What proof is there that the DAD is refusing to answer the phone... The proof is what OP said. " He isn't answering his phone either. "? Seriously? I know it's more fun for you to pick apart and refuse to believe anything OP's say here but, I'm playing it safe by actually listening and believing.

Why can't dad's home BE home for the kids? It is, except he recently threw a tantrum and had been staying at a hotel. So I am hoping he brings the children back to the house and doesn't hole them up in a hotel room. Although it would be nice of him to take them swimming if the place has a pool...

Is there anything else I can help you with?

secret's picture

I think it's more about off behavior... if my regular routine was to pick up the kids at school, and they weren't there when I got there, I'd be concerned.

Hey great if dad picks them up... that's not the issue... the issue is that the parent doesn't know where the kids are, because it's out of the ordinary - and given the recent dramatics, maybe he's psychologically off as well, and as a parent, if my ex-h was having some mental breakdowns, I'd be worried too if he suddenly picked up the kids when they were on my time and didn't communicate with me.

ishouldrun's picture

My ex wanted a dna test on our youngest because he thought she did not look like him or our older daughter.
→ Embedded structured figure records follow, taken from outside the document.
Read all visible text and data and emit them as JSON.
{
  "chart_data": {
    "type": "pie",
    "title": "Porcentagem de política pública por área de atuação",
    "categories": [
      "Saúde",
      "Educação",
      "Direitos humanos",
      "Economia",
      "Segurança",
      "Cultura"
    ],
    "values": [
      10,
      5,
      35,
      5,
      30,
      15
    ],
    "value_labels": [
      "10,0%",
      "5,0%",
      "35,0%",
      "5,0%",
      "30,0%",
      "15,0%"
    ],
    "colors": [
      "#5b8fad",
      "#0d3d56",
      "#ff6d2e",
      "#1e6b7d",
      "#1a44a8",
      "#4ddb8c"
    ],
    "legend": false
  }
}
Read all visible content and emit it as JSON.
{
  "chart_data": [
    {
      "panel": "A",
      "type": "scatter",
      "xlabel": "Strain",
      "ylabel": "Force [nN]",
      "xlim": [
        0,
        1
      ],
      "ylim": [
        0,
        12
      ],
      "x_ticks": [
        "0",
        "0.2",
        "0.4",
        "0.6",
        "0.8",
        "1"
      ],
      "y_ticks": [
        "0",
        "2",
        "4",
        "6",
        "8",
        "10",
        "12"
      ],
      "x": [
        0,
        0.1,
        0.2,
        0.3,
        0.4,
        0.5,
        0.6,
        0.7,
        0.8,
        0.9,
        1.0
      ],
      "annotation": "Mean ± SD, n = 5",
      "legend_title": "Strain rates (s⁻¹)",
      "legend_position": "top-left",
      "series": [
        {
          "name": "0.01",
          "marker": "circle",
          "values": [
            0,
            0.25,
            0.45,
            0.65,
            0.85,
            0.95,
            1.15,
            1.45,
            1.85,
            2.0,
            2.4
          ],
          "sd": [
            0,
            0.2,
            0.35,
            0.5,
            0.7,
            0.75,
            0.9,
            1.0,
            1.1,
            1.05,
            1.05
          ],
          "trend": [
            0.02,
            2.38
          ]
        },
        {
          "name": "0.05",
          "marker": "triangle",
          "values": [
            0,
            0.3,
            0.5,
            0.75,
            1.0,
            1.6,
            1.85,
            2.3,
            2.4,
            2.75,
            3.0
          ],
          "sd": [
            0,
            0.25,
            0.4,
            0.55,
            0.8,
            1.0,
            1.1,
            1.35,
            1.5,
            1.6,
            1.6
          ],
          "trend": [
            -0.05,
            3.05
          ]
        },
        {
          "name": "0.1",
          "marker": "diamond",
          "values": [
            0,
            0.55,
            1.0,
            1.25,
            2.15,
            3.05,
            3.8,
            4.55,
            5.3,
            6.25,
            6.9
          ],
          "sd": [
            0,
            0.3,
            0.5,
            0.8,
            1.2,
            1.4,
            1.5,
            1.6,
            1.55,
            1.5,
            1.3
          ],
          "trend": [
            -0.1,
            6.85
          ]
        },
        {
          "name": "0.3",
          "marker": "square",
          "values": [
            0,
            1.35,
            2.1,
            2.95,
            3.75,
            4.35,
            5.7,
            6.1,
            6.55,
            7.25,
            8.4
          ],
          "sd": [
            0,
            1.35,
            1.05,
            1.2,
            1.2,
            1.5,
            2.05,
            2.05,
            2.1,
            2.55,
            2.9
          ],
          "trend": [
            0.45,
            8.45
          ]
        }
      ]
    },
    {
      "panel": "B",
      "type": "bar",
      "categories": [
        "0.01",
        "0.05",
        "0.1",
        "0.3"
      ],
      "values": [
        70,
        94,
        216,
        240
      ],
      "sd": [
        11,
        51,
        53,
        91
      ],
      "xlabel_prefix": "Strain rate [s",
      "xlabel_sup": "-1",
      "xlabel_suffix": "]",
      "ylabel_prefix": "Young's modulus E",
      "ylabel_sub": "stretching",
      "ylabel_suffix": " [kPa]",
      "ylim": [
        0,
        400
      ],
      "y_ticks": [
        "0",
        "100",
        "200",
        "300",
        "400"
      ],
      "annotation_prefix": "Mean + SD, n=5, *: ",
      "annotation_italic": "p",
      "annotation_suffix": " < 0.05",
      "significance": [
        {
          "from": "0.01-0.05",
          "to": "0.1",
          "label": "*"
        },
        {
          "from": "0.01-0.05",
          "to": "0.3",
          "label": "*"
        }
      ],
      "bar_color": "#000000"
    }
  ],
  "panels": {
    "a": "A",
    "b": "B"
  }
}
My response was "sure go ahead and knock yourself out, I'll even pay for the test if she isn't yours" because I knew she was. Test came back, sure enough he paid to find out she was his. It shut that argument down but like some on here have said after that it was "you're 15 minutes late where were you" etc. Bottom line I think I would have agreed to the test but her husband is out-of-control. She has to decide what she is and is not going to tolerate. Just because his ex cheated doesn't mean he gets to treat every other woman like crap. Cashing in half your 401k? remortgaging your home? Those are huge decisions and if this child is that old he deserves to have a little say in who he wants in his life. It may turn out that this child has two fathers. That's what happened when my brother adopted his SS and then after my brother and his wife's (bio-mom) divorce, here came bio-dad again in the picture. She does need legal advice. If he's hellbent on this path what's to stop him from getting a credit card and raking up debt etc.? Then by the time you try and fight the "its not my debt" in court you have paid half the debt. Sorry for the rambling answer.